El título remite a los “Nocturnos” de Xavier Villaurrutia. Poemas modernistas de una belleza incomparable. Así es «Nocturno del Pacífico”, una composición que transita entre la música tradicional del suroeste mexicano, esa potencia de las piezas de banda; con un academicismo sinfónico muy cuidado.

La Orquesta Filarmónica de Sonora ejecuta la obra de una forma exquisita, la música que habitamos, que nos habita. Cada nota de “Nocturno del Pacífico” es un verso poético que rivaliza con la belleza de los Nocturnos de Villaurrutia.

Si cerramos los ojos estamos inmersos en el manto estelar de la noche michoacana, o guerrerense o bien oaxaqueña. Explotamos en ese sentir popular, caótico y febril, quizá, pero también en ese fino ordenamiento academicista. “Nocturno del Pacífico” puede parecer un oxímoron, pero es una pieza de una complejidad que quita el aliento.

Escribía Villaurrutia en uno de sus Nocturno, el dedicado a Agustín Lazo:

«Soñar, soñar la noche, la calle, la escalera
y el grito de la estatua desdoblando la esquina.
Correr hacia la estatua y encontrar sólo el grito,
querer tocar el grito y sólo hallar el eco,
querer asir el eco y encontrar sólo el muro
y correr hacia el muro y tocar un espejo.
Hallar en el espejo la estatua asesinada.»

“Nocturno del pacífico” es un poema musical de similar belleza.

La segunda pieza del concierto es “Concierto para piano No.21 en Do Mayor” de Mozart. Poco importa hacer una nota introductoria a la pieza. El piano, que está en el centro del escenario, por fin es habitado por un hombre. Un hombre espigado, con traje impecable, entra y se sienta. Pese a que uno espera siempre con optimismo, lo que el público está a punto de presenciar es casi inenarrable.

La OFS, bajo la dirección de su director invitado, empieza a tocar. Belleza. Llega el turno de Vladimit Petrov, el pianista ruso-mexicano llegó a México a los 3 años con sus padres, concretamente a San Luis Potosí.
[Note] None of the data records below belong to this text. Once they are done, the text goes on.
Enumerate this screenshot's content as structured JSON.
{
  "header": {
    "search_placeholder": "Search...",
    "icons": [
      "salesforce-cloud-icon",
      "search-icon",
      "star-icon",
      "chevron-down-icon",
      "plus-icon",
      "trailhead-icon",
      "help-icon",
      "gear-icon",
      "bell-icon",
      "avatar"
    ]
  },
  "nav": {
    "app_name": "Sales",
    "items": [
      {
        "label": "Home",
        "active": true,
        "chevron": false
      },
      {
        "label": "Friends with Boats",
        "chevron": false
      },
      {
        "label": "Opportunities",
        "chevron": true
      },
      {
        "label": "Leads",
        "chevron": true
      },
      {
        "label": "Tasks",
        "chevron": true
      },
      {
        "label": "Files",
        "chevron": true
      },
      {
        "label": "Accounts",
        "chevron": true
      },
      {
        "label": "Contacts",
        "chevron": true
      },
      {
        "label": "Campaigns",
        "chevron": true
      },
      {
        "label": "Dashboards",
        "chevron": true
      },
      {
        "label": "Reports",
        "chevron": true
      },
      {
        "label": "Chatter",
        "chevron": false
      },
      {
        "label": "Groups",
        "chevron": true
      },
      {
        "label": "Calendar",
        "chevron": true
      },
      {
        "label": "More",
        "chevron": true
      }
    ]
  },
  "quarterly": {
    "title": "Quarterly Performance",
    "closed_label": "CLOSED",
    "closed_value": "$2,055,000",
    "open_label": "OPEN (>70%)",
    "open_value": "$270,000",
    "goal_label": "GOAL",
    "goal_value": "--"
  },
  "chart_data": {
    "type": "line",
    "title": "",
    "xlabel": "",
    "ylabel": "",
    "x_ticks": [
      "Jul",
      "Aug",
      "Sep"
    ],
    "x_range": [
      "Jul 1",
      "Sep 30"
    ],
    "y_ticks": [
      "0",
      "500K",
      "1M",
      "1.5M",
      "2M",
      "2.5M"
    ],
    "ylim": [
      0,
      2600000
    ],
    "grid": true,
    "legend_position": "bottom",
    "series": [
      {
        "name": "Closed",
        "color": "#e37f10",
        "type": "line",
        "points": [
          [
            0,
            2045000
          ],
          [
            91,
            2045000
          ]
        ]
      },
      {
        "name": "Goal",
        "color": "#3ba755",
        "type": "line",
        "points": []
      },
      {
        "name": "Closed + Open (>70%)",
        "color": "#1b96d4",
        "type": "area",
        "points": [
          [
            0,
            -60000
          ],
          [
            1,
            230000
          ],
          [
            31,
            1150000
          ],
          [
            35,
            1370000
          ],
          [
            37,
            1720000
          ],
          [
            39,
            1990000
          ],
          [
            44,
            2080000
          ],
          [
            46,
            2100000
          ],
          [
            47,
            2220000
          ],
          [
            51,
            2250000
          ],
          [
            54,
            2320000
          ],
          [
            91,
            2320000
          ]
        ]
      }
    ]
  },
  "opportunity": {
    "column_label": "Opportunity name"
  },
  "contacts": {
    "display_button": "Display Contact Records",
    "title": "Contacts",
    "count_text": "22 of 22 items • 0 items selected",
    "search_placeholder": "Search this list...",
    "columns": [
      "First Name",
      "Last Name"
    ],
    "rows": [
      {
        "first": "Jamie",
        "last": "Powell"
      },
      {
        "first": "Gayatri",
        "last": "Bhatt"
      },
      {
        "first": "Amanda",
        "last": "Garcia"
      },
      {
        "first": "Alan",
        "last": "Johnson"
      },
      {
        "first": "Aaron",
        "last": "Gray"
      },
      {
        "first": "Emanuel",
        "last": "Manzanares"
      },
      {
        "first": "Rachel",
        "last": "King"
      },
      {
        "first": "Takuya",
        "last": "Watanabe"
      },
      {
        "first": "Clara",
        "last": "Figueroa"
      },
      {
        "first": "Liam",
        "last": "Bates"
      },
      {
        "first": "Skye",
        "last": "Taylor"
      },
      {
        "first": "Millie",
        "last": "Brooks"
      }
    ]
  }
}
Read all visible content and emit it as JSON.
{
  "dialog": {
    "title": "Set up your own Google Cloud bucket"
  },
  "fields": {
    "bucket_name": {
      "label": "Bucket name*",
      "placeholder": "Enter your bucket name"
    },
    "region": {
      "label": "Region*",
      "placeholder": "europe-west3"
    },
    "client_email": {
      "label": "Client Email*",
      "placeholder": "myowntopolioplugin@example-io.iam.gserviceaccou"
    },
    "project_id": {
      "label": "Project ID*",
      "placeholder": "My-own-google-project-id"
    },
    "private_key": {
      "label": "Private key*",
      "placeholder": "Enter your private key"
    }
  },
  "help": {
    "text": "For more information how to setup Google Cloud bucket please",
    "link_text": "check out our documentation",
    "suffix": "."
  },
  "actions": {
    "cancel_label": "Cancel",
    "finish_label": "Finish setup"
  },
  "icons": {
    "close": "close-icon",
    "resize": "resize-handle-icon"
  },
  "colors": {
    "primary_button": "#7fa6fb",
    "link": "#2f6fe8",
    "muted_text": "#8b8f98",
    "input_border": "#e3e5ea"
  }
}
Heredero de un talento musical sin parangón. Las manos de Vladimir Petrov parecen flotar sobre las teclas del piano, la música parece no coincidir con el movimiento de sus manos.

Como si tuvieran vida propia, las manos de Petrov, que toca sin las hojas de partitura, haciendo gala de una memoria prodigiosa y de un entendimiento musical brillante, pronto se adueñan del escenario. Una oda a la pericia y al talento musical. Sus manos no se detienen. Su cuerpo parece relajado, se inclina un poco, cruza las manos.

La música no se detiene. Hay un prodigio en esas manos, una especie de ensoñación se apodera del Teatro de la Ciudad. El público está sin respirar, sin parpadear. Sus manos es como aquella mano de la película francesa “Perdí mi cuerpo” -una bellísima reflexión del cuerpo y la memoria- o quizá nos hace pensar en el mito que rodea al violinista Paganini, que se dice que vendió su alma por tener el talento interpretativo que tuvo.

Ante la incapacidad de dar respuestas lógicas a lo que no comprendemos, nos volcamos a la ficción. Vladimir Petrov, con su bellísima interpretación, nos hizo cuestionar si era real lo que observamos.

Cuando termina la obra de Mozart, el público despierta de su ensoñación. Hemos asistido a un tour de force, a un embrujo auditivo. El público aplaude. Vladimir se retira. El aplauso se ha quedado como ruido de fondo, no se va. Regresa Valdimir al escenario. Con una voz refinada sólo avisa: “El Cascanueces” de Tchaikovsky. Y vamos de nuevo. La épica decimonónica, el piano como caja de resonancia. Nuevamente, aplausos infinitos. Sale del escenario. Regresa. “Estrellita” del compositor Manuel M. Ponce.

¿Para qué contar el final? Un concierto único que aún se escucha el eco de los aplausos que se dieron en el Teatro de la Ciudad.